We also never took vacations, ate cheaply (hey we were poor kids out of high school!) and were frugal as we thought we could be.
We still spent a lot of money (we were not financial savvy at all) but our expenses were still very low. Probably below $1,000 a month for everything.
So it would seem logical to us that our spending would go up as our incomes went up. Our expenses are now up around $2,500 a month (see my last budget update here), it would be higher, but we used cash for a lot of things. We bought a brand new car, a used Jeep, another junky car, and a classic truck (that’s worth around $20K). This is all spending from the past couple of years that we didn’t have at first. Still though, that’s a big leap from our budget 5 years ago.
However, I can honestly say that I wouldn’t want to live like we did before. It worked for us then, but most likely not now. But I am happy with my life right now, so no creeping here please.
I typed in “Lifestyle Inflation” into Google to see what would pop up and how other people dealt with the possibility. The first thing that popped up was PDITF’s post about how it almost crept up on him, but instead he funneled that extra money to retirement. By sending an extra $75 each paycheck to retirement, in 40 years that would total around $765K after an 8% estimated rate. That’s a lot of money, especially for something that you won’t even miss every week!
My plan for the near future is to funnel any salary increases I get towards debt. So if my salary goes up 4%, then I would like to increase my debt payments by that exact same amount (plus more) every month. Then eventually I would apply this towards savings as well.

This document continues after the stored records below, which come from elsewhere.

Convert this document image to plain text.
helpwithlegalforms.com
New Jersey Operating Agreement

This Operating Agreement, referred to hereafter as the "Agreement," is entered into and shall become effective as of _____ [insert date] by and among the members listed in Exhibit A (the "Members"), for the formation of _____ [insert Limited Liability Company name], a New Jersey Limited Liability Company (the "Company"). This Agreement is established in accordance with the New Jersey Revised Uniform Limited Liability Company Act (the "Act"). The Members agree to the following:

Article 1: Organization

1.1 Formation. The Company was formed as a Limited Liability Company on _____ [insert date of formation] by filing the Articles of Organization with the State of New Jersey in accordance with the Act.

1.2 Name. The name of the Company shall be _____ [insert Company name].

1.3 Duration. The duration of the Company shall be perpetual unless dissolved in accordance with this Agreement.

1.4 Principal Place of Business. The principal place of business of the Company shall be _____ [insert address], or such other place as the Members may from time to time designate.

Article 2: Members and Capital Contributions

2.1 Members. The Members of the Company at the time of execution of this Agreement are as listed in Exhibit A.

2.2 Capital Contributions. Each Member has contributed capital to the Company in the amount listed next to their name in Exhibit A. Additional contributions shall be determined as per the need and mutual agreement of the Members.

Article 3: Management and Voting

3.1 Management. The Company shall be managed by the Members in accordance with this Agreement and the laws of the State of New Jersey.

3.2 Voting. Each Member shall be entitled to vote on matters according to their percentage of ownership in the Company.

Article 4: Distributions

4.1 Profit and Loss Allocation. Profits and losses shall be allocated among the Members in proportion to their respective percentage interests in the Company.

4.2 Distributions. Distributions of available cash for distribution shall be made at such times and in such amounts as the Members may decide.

This is something that I definitely need to keep in mind, especially since I’m getting 3 raises this year. I’m getting the standard yearly raise, a raise for attaining my MBA, and another raise for me getting my financial certification. So there’s a HUGE possibility for lifestyle inflation to creep up on us.
Of course once I make more money, I will most likely start spending a little more. I hate to say it especially since I call myself a personal finance blogger, but spending money on the things that I love such as nice clothes, good vacations and experiences make me happy. I don’t want to go crazy and buy an M5 or an 18 bedroom house though (not like I’d have that much money anyways though!).
I am pretty happy with my life, so I don’t really expect monetary things to get in the way of me saving in the future. Or at least I say that now…
We don’t want lifestyle inflation to keep creeping on us. We need to save more and I would like our savings to go significantly larger than the proportion it is to our incomes right now.
You don’t want your lifestyle to exceed your salary, and that is possible with lifestyle inflation.
- You should still be trying to cut expenses if your salary goes up (no need to be wasting money)
- Keep enjoying the things that you love
- Watch your spending!
- Think about where you want to be in 5 years, and don’t let unnecessary spending get in the way.